El otro día, en el sentido más amplio
de la expresión, ese que le dan las sirenas, encontré en un bar a una de
aquellas mujeres a las que, por azares del destino y de la vida loca, hice daño
una vez. Bueno, hacer daño, lo que se dice daño, no se lo hice. Creo que ella
se sintió dolida más bien por lo que vino después; un “sitehevistonomeacuerdo”
inmediato, autodefensivo y trapero a media noche.
El caso es que yo pensaba que ella no
estaría por la labor, pero esa desinhibición que causan el alcohol, las altas
horas de la madrugada y la confianza de un cuerpo ya inspeccionado, nos
llevaron a una conversación muy amena plagada de incongruencias y de
indirectas, todo ello inmerso en un mar de efluvios etílicos y deseo de que,
cada uno de nosotros, fuésemos otra persona. En esto estábamos cuando Baco nos
abrió las puertas de su garito y entramos a saco; primero en los servicios,
donde el ambiente cargado de orín y vómito, así como la postura incómoda, me
recordaron demasiado a Blanca. Después decidimos ir a mi casa. Mi sofá ha
conocido muchos orgasmos, propios y ajenos. Pero el de esta tipa fue bestial.
Comenzó a gritar en el clímax cosas que a mí me parecían salmos de la Biblia. Y
cuando hubo terminado, se giró, me besó y me dijo que dios me había enviado de
nuevo a su vida con el propósito de convertirme en mejor persona. Yo le dije
que, bueno, que eso habría que discutirlo, porque yo me considero un hombre
bueno. Más tonto que bueno, y que aunque todo el mundo piensa que soy idiota,
me sobrevaloran. Eso le hizo reír. Me abrazó y se durmió.
Lo peor de ir a la casa de uno a echar
un polvo es que no puedes decir que tienes que irte después del acto. El acto
de follar, quiero decir. Pero por la mañana me arrepentí como un cruzado por no
haber elegido su cama. Al despertarse, me hincó de rodillas y me hizo rezar. Un
Ave María de desayuno no le hace daño a nadie. Y menos aún si ella después
decidió mantenerse de rodillas mientras yo zapeaba los canales de televisión
para concentrarme en su trabajo oral. Pero llegó de nuevo el énfasis religioso
y cuando saboreó mi final, empezó a gritar no sé qué del maná del desierto… En
esas ocasiones, puede uno sentirse alagado. Pero lo que me acongojaba era que
ella no sentía el menor deseo de marcharse de mi casa y me veía de novena a la
caída del sol.
A eso de mediodía, finalmente, se
duchó y se vistió. Pero me animó a salir y yo también pensé que sería una buena
forma de despejar mi mente de ese ataque sin piedad de los legionarios de
Cristo en mi casa. Salimos a la calle – el sol debería tener prohibido brillar
en las mañanas de resaca – y giré a la izquierda para acompañarla a casa. Ella,
dócil como el cordero de dios, me permitió hacer hasta que llegamos enfrente de
su portal y cuál no fue mi sorpresa al ver justo al otro lado de la calle, una
iglesia católica en la que nunca había reparado. Intenté no hacer contacto
visual con ella para evitar cualquier impulso devoto, pero no funcionó.
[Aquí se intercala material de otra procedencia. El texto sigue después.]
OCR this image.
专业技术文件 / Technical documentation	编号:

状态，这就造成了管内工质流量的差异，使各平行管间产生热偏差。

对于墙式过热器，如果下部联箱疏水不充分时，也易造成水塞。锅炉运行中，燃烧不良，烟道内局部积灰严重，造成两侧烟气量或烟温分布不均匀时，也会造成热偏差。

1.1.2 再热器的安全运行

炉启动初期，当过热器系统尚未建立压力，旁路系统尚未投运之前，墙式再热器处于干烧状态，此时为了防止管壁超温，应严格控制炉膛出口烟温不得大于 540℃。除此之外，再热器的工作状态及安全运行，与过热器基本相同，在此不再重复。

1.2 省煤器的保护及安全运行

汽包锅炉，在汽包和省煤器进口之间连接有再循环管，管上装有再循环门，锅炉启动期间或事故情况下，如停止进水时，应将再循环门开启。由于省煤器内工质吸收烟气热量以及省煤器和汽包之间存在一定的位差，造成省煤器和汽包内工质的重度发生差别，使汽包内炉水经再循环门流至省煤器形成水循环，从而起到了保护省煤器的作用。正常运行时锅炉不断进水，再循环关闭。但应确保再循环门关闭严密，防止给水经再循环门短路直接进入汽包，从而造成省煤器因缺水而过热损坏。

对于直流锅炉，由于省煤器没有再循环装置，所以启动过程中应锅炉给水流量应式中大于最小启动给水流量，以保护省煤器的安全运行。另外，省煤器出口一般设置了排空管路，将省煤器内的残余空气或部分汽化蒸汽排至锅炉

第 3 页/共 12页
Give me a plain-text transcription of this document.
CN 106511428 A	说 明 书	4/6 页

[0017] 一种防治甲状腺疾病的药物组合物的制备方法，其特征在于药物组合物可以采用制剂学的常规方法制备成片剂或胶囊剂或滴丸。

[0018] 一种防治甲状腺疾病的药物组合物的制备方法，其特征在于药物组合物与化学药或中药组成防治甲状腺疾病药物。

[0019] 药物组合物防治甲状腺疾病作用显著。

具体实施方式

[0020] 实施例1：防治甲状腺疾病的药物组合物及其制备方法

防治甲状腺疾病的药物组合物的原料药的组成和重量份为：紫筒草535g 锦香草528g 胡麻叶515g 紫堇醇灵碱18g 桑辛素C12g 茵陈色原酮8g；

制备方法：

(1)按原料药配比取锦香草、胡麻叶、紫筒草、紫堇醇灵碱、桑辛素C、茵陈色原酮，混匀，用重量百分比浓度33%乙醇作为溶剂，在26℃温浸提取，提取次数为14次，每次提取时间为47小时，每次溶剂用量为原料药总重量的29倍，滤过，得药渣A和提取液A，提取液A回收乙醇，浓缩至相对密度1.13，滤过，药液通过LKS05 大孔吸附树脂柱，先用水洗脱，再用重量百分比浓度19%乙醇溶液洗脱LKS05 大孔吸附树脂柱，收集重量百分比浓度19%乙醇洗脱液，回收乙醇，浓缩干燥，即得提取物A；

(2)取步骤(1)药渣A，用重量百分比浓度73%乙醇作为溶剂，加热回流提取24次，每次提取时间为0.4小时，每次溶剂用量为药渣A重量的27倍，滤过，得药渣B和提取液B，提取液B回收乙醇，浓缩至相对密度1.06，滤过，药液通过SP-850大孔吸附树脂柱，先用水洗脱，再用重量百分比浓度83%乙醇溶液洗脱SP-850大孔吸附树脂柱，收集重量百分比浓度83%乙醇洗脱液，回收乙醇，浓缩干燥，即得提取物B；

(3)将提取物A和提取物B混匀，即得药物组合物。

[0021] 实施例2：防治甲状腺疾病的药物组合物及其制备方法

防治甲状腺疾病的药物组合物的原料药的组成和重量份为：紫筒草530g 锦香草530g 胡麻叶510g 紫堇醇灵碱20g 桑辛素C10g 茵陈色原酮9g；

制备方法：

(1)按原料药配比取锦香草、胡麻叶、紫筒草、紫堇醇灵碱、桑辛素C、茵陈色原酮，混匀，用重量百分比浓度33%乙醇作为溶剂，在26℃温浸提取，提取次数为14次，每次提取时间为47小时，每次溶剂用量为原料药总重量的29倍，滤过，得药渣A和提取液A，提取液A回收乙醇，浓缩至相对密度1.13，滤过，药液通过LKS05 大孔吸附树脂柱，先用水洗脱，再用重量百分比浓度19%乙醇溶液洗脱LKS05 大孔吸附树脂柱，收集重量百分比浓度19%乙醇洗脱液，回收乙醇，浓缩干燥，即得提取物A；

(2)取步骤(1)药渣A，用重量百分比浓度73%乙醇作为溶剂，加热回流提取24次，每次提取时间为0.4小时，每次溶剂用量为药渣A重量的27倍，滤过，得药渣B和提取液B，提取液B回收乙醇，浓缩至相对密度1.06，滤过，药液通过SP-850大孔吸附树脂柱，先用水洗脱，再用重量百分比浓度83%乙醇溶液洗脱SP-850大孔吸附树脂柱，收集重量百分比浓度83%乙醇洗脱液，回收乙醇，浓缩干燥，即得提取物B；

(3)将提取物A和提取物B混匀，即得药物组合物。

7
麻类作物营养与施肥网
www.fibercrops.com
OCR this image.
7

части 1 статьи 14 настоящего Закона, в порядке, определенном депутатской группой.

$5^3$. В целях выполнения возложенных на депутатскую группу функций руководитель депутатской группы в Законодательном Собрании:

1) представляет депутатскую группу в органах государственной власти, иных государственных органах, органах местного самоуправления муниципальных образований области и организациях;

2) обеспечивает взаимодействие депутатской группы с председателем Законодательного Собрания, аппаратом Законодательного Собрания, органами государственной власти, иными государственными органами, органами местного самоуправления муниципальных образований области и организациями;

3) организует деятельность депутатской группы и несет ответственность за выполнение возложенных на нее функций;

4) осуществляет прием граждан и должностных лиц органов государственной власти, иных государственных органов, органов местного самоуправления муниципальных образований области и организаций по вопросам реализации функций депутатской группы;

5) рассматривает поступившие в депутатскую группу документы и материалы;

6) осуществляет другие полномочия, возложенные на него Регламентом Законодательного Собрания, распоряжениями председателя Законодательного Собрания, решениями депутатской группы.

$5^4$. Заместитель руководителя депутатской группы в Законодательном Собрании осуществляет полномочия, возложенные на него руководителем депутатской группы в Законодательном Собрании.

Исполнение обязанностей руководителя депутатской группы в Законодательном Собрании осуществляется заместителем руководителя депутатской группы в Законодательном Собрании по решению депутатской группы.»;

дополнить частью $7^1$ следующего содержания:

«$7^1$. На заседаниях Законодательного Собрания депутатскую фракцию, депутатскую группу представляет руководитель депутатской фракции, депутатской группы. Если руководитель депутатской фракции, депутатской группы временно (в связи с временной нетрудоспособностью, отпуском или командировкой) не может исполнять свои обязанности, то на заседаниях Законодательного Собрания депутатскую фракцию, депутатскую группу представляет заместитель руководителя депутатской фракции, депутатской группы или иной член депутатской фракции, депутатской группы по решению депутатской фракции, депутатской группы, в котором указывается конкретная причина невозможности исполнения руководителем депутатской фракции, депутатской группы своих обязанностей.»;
“Debemos dar gracias a dios por habernos reunido…” dijo, con todo el morro. Yo
la seguí hasta la puerta del templo, pero cuando entró, me di la vuelta y salí
corriendo en plan Ben Johnson hasta mi casa, bajé las persianas y apagué el
móvil. Me quedé dormido escuchando la radio, una de esas en las que sólo dan
noticias. Cuando desperté, sin la menor idea de qué hora era, el pequeño visor
del aparato de radio anunciaba las siete y cincuenta y cuatro, pero lo que más
me sorprendió era la emisora que estaba escuchando: Radio María. Apagué el
cacharro contra el suelo y salí corriendo a la nevera a beber un trago de un
vino blanco que había comprado quince días atrás, la última vez que Blanca
anduvo por casa, y salí a la calle para cerciorarme de que el mundo seguía
siendo el mismo. Empecé a correr y me encontré en el bar de una urbanización,
donde un tipo que se parecía a Antonio Vega, y Fofito, el gran payaso,
alternaban gin-tonics y sus voces se confundían con “Cita con el Rock and
Roll”, de Nacha Pop. Pero eso es otra historia…
Es muy posible que vuelva a
encontrármela un día de estos. Pero lo que tengo claro es que, la próxima vez,
elijo su casa. O me quedo en la barra, esperando a alguna gótica que me
confunda con Cortázar renacido de entre los muertos.